Other automakers, including Tesla, are retaining the majority of the incentives that they qualified for in Q1 of this year. However, even the incredibly popular Tesla Model 3 Standard Range, the automaker’s cheapest model, will no longer qualify for the full incentive.
According to the Federal government, 90% of EVs and electrified vehicles that qualified for incentives earlier this year will qualify for at least half of the incentives now. Though it should be noted that this is after roughly 70% of EVs and electrified vehicles lost incentives due to North American assembly requirements (implemented in August) and pricing limits (implemented in January).
The new rules removing eligibility from countless vehicles, including those assembled in North America, are “battery sourcing requirements.” Under the guidelines, automakers must meet at least one of two requirements on top of the requirement to assemble the vehicle in North America and keep the vehicle’s price below a segment-specific number.
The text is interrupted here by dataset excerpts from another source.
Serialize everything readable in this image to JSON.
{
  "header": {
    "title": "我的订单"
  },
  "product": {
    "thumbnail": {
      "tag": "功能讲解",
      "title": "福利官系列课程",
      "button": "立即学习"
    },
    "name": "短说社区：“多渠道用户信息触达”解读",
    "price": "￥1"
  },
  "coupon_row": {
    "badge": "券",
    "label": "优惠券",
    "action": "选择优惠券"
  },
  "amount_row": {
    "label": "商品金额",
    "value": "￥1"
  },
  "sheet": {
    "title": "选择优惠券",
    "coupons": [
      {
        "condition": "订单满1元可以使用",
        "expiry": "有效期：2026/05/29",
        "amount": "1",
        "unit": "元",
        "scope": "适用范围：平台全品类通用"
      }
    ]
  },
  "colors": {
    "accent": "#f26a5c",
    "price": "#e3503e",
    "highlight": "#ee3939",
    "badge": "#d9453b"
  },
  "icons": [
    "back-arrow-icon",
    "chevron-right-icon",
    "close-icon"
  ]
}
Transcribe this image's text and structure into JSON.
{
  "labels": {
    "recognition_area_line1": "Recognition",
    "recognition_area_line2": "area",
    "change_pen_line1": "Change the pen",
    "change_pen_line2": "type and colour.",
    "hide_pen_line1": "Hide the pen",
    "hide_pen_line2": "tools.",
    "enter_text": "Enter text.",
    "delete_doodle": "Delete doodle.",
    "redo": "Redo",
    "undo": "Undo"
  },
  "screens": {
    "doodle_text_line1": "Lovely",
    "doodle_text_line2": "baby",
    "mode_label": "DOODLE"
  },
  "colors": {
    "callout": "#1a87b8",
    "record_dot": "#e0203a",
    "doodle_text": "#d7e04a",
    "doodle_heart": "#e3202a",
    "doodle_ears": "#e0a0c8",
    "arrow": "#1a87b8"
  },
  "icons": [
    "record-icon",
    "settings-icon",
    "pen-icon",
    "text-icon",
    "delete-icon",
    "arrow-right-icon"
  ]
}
First, 40% of the value of “critical minerals” within the vehicle’s battery must be sourced from the United States or a country with which it has signed a free trade agreement. By meeting this requirement, automakers are eligible for half of the full EV incentive, $3,750. Second, 50% of the value of battery components must be produced or assembled in North America. By meeting this requirement, automakers can also qualify for the $3,750 incentive, but only by meeting both can an automaker qualify for the full $7,500 incentive.
For those currently looking to buy an EV that qualifies for the tax incentives, the IRS provides a complete list of models and automakers, though this site has been slow to update since its initial publishing.